LEVEL COVERAGE OF THE NIGERIA NATIONAL PROGRAMME ON IMMUNIZATION (NPI)
NPI is an acronym for national programme on immunization. The national programme on immunization is a tool which aids or supports immunization activities in Nigeria. According to Obionu, (2007), the agency was formerly known as the Expanded programme on immunization, but the Nigerian government in 1996 renamed the programme on immunization as the “national programme on immunization” with the aim of reawakening national consciousness and demonstrating ownership of the programme. The national programme on immunization aims to achieve immunization coverage by the year 2001 with the objectives to reducing drastically the number of death among children from vaccine preventable diseases for instance, the national programme on immunization (NPI) has successfully attained the universal child immunization (UCI) target of 80% by 2000 as in many countries. Woodruff, (2004). The national programme on immunization also aims at getting all women of childbearing age (15-44years) vaccinated against tetanus for the deal purpose of protecting the unborn baby and the mother.

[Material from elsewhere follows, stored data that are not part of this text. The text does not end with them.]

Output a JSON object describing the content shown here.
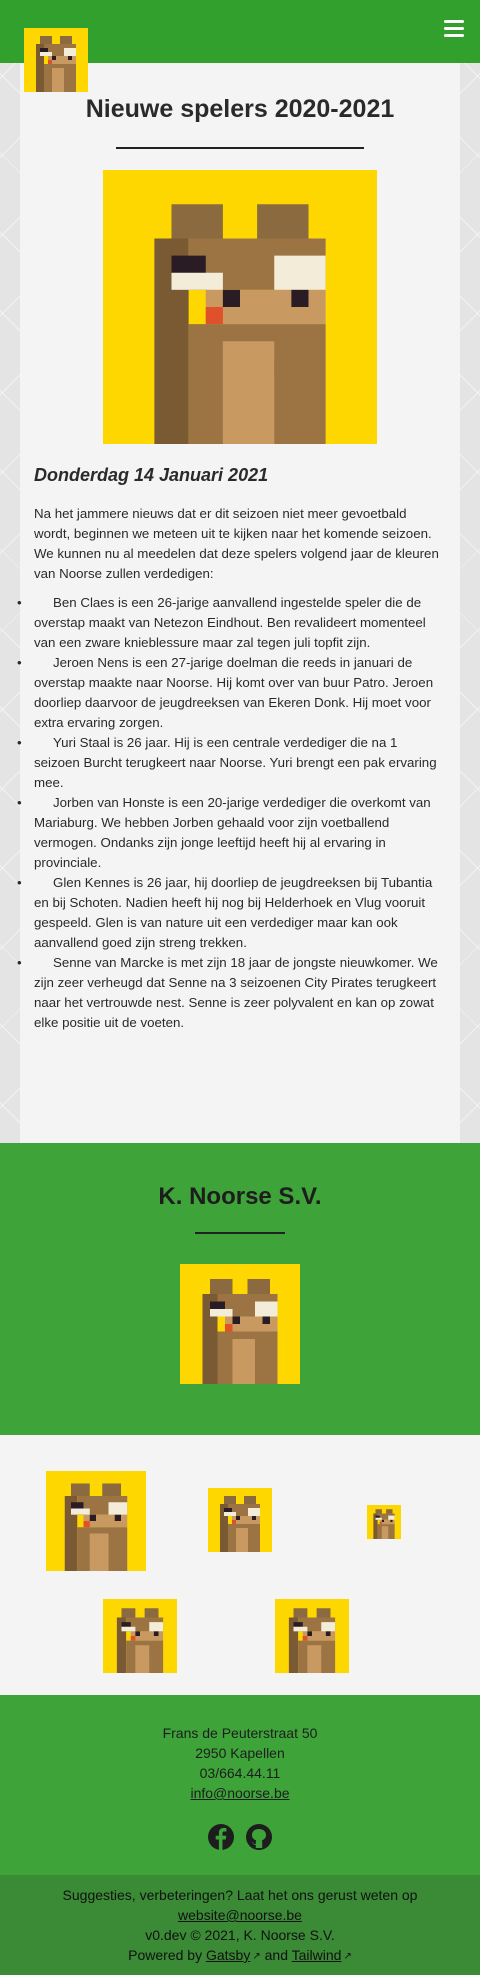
{
  "header": {
    "menu_icon": "hamburger-menu-icon",
    "logo_icon": "squirrel-logo-icon",
    "bar_color": "#31a02c"
  },
  "article": {
    "title": "Nieuwe spelers 2020-2021",
    "date": "Donderdag 14 Januari 2021",
    "intro": "Na het jammere nieuws dat er dit seizoen niet meer gevoetbald wordt, beginnen we meteen uit te kijken naar het komende seizoen. We kunnen nu al meedelen dat deze spelers volgend jaar de kleuren van Noorse zullen verdedigen:",
    "players": [
      "Ben Claes is een 26-jarige aanvallend ingestelde speler die de overstap maakt van Netezon Eindhout. Ben revalideert momenteel van een zware knieblessure maar zal tegen juli topfit zijn.",
      "Jeroen Nens is een 27-jarige doelman die reeds in januari de overstap maakte naar Noorse. Hij komt over van buur Patro. Jeroen doorliep daarvoor de jeugdreeksen van Ekeren Donk. Hij moet voor extra ervaring zorgen.",
      "Yuri Staal is 26 jaar. Hij is een centrale verdediger die na 1 seizoen Burcht terugkeert naar Noorse. Yuri brengt een pak ervaring mee.",
      "Jorben van Honste is een 20-jarige verdediger die overkomt van Mariaburg. We hebben Jorben gehaald voor zijn voetballend vermogen. Ondanks zijn jonge leeftijd heeft hij al ervaring in provinciale.",
      "Glen Kennes is 26 jaar, hij doorliep de jeugdreeksen bij Tubantia en bij Schoten. Nadien heeft hij nog bij Helderhoek en Vlug vooruit gespeeld. Glen is van nature uit een verdediger maar kan ook aanvallend goed zijn streng trekken.",
      "Senne van Marcke is met zijn 18 jaar de jongste nieuwkomer. We zijn zeer verheugd dat Senne na 3 seizoenen City Pirates terugkeert naar het vertrouwde nest. Senne is zeer polyvalent en kan op zowat elke positie uit de voeten."
    ]
  },
  "club": {
    "name": "K. Noorse S.V."
  },
  "contact": {
    "street": "Frans de Peuterstraat 50",
    "city": "2950 Kapellen",
    "phone": "03/664.44.11",
    "email": "info@noorse.be",
    "social_icons": [
      "facebook-icon",
      "github-icon"
    ]
  },
  "footer": {
    "feedback": "Suggesties, verbeteringen? Laat het ons gerust weten op",
    "feedback_email": "website@noorse.be",
    "version": "v0.dev © 2021, K. Noorse S.V.",
    "powered_by": "Powered by",
    "gatsby": "Gatsby",
    "and": "and",
    "tailwind": "Tailwind"
  },
  "colors": {
    "green": "#3ea43a",
    "dark_green": "#3a8a36",
    "logo_yellow": "#ffd700"
  }
}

Unfortunately, the national programme on immunization has also been changed recently to “the expanded programme on immunization (EPI)” this is because the coverage could not be sustained and there was a decline in coverage and increase in the number of reported cases of the target disease as noticed on some part of the country especially in the northern part of the country. Because of the importance of this programme, the new expanded pogramme on immunization (EPI) was established by “reaching the unreachable” and also charged with implementing, monitoring and evaluating the programme of immunization the programme has the following concepts as stipulated by Obionu (2007).

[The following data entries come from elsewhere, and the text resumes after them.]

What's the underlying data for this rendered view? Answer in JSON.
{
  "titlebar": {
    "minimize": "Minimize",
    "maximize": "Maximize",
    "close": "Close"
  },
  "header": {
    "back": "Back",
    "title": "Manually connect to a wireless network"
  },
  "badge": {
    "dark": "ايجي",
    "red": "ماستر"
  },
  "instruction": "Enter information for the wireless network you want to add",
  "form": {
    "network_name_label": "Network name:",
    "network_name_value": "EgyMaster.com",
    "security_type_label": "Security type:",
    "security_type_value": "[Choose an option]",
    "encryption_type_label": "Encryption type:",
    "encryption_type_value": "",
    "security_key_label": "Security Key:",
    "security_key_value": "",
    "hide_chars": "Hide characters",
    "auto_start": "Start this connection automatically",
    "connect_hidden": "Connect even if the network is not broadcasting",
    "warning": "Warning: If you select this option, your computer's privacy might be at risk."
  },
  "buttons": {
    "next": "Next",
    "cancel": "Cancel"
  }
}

- To achieve polio eradication by the year 2005
- To eliminate maternal and neonatal tetanus by the year 2005
- To reduce measles by 90% and mortality by 95% compared to pre-immunization era by the year 2005.
- To improve routine immunization service delivery in order to achieve 80% coverage for all the antigens in all local government area by the year 2005.
- To consolidate the integration of new vaccine such as yellow fever, hepatitis B, and haemophilis influenza type B vaccines into the routine system in phased manner by the year 2007.
- To strengthen the new district based on social mobilization structure such that 80% community ownership is achieved by the year 2007.
- To conclude the cold chain rehabilitation plan by 2007.
- To ensure financial sustainability of the programme through expansion of source of funds and increase internal generated fund to 60% by the year 2007.
- To pursue knowledge and skills development among all the categories of health workers involved in immunization activities both public and private by ensuring that by the year 2007, 100% of all health institute providing immunization services are manned by adequately trained personnel.
After the implementation of these programmes, His expected that by 2010 all countries have routine immunization coverage of 90% of their child population, the Hep B be introduced in 80% of all countries by 2007 and that 50% of the poorest countries have Hib vaccine by 2005. (Stone Gold, 2005).